Re: Q: why didn't GCC warn about this uninitialized variable? (was: Re: [PATCH] perf tests: initialize sa.sa_flags)

From: Ingo Molnar
Date: Thu Mar 03 2016 - 08:24:43 EST



* Jakub Jelinek <jakub@xxxxxxxxxx> wrote:

> On Thu, Mar 03, 2016 at 01:19:44PM +0100, Ingo Molnar wrote:
> > struct sigaction sa;
> >
> > ...
> >
> > sigfillset(&sa.sa_mask);
> > sa.sa_sigaction = segfault_handler;
> > sigaction(SIGSEGV, &sa, NULL);
> >
> > ... which uninitialized sa.sa_flags field GCC merrily accepted as proper C code,
> > despite us turning on essentially _all_ GCC warnings for the perf build that exist
> > under the sun:
>
> GCC -W{,maybe-}uninitialized warning works only on SSA form, so in order to
> get that warning, either it needs to be some scalar that is uninitialized,
> or Scalar Replacement of Aggregates needs to be able to turn the structure
> into independent scalars.

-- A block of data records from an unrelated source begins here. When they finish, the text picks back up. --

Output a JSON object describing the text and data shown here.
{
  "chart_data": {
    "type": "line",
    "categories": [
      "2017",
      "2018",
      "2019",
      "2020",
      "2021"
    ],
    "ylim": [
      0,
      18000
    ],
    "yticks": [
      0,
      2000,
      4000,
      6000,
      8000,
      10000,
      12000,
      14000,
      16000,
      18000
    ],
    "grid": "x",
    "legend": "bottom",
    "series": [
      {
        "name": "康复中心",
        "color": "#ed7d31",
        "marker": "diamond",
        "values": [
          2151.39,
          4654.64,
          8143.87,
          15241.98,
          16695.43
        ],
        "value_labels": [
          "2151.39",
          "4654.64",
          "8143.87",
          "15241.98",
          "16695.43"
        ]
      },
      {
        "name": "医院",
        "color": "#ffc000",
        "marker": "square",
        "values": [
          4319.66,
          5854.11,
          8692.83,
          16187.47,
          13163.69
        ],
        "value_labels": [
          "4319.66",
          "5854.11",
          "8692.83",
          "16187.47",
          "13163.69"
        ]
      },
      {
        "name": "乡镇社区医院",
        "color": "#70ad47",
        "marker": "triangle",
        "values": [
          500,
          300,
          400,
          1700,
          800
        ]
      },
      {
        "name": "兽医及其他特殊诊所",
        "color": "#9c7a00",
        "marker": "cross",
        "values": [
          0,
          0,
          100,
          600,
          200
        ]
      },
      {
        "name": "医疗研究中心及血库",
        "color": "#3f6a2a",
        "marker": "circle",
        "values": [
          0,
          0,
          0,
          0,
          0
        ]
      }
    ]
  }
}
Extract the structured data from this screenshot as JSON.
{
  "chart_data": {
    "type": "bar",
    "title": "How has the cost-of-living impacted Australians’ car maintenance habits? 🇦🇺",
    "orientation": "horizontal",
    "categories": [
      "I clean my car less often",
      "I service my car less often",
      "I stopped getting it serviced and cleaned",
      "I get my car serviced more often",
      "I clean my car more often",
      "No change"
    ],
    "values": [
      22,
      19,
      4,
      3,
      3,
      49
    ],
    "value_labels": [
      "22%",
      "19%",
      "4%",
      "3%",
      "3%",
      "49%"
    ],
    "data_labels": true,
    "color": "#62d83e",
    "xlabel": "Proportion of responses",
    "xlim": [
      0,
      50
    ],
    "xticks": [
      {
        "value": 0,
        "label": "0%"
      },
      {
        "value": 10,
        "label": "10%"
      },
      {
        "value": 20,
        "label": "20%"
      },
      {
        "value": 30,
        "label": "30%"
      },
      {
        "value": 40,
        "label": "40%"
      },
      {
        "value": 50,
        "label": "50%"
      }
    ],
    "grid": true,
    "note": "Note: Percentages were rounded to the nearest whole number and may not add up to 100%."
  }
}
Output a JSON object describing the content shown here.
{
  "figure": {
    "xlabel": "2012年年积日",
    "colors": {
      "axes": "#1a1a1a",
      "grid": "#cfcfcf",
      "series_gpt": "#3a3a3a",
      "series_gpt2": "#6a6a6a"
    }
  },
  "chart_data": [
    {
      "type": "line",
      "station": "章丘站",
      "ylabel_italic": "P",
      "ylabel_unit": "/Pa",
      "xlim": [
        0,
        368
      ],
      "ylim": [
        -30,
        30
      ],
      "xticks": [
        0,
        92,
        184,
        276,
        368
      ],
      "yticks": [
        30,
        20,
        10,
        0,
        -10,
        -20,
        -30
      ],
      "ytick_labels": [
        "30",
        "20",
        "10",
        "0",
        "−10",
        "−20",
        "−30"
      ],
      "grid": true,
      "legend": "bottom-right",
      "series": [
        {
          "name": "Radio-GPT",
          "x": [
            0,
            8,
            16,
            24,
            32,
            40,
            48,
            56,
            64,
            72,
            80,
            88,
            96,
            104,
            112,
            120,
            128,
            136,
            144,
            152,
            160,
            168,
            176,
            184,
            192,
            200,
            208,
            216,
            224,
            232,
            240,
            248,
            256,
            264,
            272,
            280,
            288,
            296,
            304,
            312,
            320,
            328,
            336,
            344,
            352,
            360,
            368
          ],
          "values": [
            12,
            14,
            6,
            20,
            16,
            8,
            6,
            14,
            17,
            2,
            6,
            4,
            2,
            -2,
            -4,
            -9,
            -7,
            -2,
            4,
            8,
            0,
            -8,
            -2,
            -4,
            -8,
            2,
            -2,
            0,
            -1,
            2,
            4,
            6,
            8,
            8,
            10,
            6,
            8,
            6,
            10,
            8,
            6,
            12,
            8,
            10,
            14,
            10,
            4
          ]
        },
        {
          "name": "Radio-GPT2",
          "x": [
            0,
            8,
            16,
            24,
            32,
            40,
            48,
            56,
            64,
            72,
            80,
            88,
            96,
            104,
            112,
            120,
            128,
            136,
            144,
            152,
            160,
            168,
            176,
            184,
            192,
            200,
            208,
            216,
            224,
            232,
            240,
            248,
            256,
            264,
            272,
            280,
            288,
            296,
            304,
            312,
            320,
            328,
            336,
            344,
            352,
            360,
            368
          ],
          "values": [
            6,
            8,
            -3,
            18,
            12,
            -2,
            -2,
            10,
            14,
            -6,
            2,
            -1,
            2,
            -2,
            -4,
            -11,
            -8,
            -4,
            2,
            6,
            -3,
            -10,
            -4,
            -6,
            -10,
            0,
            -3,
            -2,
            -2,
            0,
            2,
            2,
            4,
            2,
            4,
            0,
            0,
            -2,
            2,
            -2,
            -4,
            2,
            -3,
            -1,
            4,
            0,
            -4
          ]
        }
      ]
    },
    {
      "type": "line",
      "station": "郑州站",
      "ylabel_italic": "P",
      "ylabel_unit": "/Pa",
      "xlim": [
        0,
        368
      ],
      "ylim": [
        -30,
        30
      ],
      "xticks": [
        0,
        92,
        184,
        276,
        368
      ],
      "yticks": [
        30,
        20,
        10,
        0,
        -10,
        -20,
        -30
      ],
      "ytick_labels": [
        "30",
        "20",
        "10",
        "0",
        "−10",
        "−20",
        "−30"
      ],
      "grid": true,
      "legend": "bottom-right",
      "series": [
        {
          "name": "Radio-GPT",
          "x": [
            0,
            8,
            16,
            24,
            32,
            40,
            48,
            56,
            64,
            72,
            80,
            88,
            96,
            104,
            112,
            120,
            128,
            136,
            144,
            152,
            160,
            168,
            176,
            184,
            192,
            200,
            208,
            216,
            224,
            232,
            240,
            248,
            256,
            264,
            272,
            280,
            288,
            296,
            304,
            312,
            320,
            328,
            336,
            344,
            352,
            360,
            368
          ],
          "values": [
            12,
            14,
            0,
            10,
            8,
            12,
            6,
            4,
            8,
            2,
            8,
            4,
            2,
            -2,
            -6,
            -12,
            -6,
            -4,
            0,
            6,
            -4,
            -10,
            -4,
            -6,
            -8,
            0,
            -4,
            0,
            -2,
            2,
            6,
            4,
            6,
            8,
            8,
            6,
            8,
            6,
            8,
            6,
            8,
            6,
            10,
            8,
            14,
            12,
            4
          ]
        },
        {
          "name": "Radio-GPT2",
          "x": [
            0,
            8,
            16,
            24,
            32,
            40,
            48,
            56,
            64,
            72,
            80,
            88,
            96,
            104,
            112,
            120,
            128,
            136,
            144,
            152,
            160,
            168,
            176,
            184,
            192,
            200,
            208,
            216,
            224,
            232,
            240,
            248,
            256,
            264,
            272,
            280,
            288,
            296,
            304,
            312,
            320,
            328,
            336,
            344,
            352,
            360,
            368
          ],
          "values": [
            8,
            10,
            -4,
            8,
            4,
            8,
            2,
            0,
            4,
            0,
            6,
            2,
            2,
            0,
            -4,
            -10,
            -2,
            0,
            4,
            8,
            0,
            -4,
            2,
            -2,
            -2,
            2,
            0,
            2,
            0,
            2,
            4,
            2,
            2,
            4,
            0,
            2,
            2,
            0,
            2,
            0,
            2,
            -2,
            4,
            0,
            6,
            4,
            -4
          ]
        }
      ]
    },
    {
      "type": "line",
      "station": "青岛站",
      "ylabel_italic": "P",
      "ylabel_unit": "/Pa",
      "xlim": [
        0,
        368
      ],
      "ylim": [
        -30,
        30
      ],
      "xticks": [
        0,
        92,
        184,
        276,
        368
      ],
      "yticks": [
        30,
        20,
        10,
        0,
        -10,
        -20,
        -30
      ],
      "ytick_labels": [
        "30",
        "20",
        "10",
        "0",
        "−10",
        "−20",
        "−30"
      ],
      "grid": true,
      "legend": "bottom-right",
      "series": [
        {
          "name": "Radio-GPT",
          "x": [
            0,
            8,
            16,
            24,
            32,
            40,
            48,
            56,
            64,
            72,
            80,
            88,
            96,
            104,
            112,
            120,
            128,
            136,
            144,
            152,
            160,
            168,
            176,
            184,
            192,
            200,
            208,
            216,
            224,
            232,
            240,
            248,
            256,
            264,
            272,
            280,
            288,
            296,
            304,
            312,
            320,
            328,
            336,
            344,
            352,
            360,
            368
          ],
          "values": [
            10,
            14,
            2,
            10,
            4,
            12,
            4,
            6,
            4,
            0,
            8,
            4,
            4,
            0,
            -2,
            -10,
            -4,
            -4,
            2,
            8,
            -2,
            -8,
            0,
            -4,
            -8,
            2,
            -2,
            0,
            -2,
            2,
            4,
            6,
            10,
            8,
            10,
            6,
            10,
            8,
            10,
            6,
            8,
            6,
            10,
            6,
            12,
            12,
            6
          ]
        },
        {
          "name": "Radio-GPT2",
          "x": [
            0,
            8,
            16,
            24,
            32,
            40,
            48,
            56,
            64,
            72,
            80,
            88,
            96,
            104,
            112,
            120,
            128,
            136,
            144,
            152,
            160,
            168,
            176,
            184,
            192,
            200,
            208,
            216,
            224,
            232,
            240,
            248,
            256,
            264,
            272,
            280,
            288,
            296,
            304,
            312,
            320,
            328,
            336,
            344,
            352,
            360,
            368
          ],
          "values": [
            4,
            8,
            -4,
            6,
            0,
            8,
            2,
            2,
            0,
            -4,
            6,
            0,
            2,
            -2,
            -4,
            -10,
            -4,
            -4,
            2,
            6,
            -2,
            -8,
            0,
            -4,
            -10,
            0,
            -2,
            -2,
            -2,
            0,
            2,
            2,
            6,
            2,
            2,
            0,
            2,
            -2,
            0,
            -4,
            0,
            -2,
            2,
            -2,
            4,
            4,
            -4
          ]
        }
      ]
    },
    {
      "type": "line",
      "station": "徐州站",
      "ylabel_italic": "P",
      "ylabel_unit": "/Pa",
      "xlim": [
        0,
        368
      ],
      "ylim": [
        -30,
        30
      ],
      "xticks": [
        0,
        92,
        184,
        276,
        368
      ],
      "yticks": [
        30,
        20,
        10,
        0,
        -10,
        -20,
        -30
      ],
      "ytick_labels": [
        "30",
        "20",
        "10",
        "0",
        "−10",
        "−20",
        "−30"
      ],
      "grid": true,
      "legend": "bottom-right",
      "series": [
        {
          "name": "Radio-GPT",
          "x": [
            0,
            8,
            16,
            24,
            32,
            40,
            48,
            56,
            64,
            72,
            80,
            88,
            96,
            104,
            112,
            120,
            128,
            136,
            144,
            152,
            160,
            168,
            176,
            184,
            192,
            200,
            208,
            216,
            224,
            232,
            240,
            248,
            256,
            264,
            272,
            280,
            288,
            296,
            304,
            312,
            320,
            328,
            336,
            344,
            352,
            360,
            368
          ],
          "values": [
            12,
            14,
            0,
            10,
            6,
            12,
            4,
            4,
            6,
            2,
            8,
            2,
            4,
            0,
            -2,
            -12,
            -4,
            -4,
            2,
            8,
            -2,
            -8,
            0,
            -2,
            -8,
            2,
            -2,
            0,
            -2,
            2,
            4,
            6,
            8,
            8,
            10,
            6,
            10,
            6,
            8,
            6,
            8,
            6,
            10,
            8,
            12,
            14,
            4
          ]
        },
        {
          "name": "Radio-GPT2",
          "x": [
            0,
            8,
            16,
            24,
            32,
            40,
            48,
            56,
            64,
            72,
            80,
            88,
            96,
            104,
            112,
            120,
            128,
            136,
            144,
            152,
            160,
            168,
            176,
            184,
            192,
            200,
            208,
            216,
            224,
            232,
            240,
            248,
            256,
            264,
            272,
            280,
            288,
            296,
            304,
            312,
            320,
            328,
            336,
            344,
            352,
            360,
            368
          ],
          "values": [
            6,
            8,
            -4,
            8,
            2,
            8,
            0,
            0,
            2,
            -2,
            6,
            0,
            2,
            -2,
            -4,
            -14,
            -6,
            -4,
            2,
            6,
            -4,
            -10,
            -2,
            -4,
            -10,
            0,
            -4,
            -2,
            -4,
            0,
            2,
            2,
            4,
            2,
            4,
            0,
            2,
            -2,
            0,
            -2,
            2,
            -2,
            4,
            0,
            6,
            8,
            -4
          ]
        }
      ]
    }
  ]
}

Neither is the case here, as you take address of
> the struct when passing its address to sigaction, and that call can't be
> inlined nor is in any other way visible to the compiler, so that it could
> optimize both the caller and sigaction itself at the same time.
>
> Even if GCC added infrastructure for tracking which bits/bytes in
> aggregates are or might be uninitialized at which point, generally,
> struct XYZ abc;
> foo (&abc);
> is so common pattern that warning here that the fields are uninitialized
> would have extremely high false positive ratio.

So at least for the kernel, people rely on external tools that do something like
this anyway, and which are essentially annotated manually that duplicates much of
the effort it would take to make a simple GCC solution work.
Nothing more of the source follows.